On Wednesday, October 30, at a speak-out organized by the Student Government Association (SGA) in response to the racist message written on a whiteboard on a suite in theBryan Complex, Professor of Political Science Barry Shain was mentioned by name by multiple students sharing anecdotes in which they perceived Shain to be making racially charged and biased comments. The anecdotes shared regarding Shain were not brought up in direct relation to the racial slur written on a student’s whiteboard the night before. 

Shain became a topic of discussion after the conversation shifted focus to sharing moments when students felt targeted or unwelcome on campus. Chair of the Political Science Department Nina Moore said that prior to the comments made at the speak-out, no complaints “formal or informal” regarding Shain had been submitted to her as department chair. 

“Students who wish to file a complaint concerning this or other allegations may do so through the proper channels, namely by submitting their first-hand account(s) and any supporting evidence to me, to the Social Sciences Division Director Adam Burnett, or to the Dean of the Faculty Tracey Hucks. Any such complaint may be submitted confidentially (until final course grades are reported to the Registrar’s Office in December), if necessary. Or, students may file a grievance through the university’s Equity Grievance Process by contacting Professor Lyn Rugg,” Moore said in an email. 

The next day, October 31, anonymous fliers were seen posted in Alumni Hall, McGregory Hall, and O’Connor Campus Center (the COOP) stating, “PROFESSOR SHAIN IS A RACIST GET HIM OFF THIS CAMPUS.” Associate Vice President for Campus Safety Daniel Gough said the fliers were originally reported to Campus Safety by students, faculty and staff via phone and email before Campus Safety removed the flyers from the COOP. The fliers were taken down because they violated Colgate’s advertising policy which states all posters must  “include the sponsoring organizations name.”

“Any fliers removed in other locations on campus were done so by community members other than Campus Safety staff, presumably also for being in violation of the university’s advertising policy,” Gough said. 

Campus Safety will not launch an investigation into who made and posted the fliers. 

In response to the anonymous fliers, Dean of the Faculty Tracey Hucks shared this statement:

“I am grateful to the students who participated in last night’s speak out and those who made themselves vulnerable by sharing their concerns and personal experiences with racism on this campus. I recognize that some members of our students, staff, and faculty community are hurting. Yet anonymous postings do not contribute to open, productive discourse.
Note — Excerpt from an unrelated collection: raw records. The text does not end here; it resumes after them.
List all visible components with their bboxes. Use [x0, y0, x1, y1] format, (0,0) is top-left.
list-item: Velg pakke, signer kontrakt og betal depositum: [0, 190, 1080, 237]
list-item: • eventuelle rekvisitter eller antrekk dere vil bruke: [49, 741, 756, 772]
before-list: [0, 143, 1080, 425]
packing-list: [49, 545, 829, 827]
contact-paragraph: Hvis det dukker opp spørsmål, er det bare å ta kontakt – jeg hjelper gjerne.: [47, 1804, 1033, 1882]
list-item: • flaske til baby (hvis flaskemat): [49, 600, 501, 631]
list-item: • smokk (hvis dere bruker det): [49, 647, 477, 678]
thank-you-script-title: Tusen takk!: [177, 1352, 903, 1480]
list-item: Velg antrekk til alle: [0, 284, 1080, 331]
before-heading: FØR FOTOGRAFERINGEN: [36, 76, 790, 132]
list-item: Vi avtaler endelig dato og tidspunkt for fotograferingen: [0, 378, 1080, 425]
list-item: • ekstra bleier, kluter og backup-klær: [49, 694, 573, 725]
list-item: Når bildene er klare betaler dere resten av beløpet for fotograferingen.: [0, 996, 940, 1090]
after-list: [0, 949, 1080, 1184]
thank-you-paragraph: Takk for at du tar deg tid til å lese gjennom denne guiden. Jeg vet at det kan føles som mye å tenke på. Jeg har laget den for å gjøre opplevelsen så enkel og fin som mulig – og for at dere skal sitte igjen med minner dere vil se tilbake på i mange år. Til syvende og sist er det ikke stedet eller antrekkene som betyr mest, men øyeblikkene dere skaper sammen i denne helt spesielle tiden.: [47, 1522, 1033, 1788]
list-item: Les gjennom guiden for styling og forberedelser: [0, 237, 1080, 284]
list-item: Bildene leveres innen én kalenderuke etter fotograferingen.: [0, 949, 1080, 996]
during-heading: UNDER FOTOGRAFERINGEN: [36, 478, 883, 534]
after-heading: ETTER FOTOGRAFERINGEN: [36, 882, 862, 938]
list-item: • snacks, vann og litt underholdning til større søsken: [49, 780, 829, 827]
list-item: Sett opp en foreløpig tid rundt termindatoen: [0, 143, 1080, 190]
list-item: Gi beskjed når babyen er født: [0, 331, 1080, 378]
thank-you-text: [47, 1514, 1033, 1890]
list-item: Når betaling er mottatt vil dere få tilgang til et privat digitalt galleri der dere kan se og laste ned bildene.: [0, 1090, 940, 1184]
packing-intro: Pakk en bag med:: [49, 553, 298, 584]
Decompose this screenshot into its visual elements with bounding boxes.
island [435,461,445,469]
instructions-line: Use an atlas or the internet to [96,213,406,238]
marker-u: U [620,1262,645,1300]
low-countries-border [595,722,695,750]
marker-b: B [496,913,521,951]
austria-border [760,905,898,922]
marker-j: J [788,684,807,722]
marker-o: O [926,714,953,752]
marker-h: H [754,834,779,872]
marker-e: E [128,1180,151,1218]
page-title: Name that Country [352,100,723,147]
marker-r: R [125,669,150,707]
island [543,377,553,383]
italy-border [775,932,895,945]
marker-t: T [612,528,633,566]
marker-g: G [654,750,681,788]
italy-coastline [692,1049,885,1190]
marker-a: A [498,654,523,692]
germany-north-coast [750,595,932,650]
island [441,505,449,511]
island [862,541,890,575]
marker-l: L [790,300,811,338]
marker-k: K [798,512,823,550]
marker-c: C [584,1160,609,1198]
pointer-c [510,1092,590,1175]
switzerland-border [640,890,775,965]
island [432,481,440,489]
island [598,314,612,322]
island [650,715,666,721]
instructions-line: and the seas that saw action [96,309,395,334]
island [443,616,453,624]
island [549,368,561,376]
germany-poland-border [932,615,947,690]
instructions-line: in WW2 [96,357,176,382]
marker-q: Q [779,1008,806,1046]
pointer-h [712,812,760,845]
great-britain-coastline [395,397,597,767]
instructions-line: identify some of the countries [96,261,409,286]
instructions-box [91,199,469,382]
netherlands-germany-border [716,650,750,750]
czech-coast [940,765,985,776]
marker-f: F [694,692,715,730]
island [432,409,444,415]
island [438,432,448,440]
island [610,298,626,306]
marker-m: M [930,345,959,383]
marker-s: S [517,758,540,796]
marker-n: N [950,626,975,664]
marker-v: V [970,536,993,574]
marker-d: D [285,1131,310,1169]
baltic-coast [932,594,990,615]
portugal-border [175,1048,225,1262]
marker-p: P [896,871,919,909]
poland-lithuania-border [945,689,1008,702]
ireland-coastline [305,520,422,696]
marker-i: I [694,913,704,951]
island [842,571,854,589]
Concerns raised last night, followed by today’s posters, reflect a desire for action. While I cannot comment at this point on any individual faculty member, I take these concerns seriously.  I am now working with the appropriate offices to determine how to best address issues raised at the speak out and intend to do so with care, deliberation and in line with Colgate’s policies and shared governance system.”  

Racism and racist acts diminish our ability to create a campus that is reflective of the values we seek to exemplify. I implore us to embrace our best selves in order to foster a Colgate of inclusiveness, character and integrity.”

This is not the first time Shain has received backlash for his comments regarding race nor the first time students have protested against him. In 2001, students held a sit-in for seven hours in James B. Colgate Hall, which houses the Office of Admission, protesting an email sent by Shain to a student. According to a New York Times article by Karen W. Arenson covering the incident, Shain was responding to a request from a student to be on their radio show to discuss race relations on campus. In the email, he stated “that too many students of color are seduced into taking exotic courses that make few demands on them rather than those courses that force them to grow emotionally and intellectually. It seems to me that if students of color graduate with inferior written and analytic skills to those of their white colleagues, Colgate faculty are certainly not serving the needs of all of their students.”

Professor Shain was contacted in relation to this story, but declined to comment.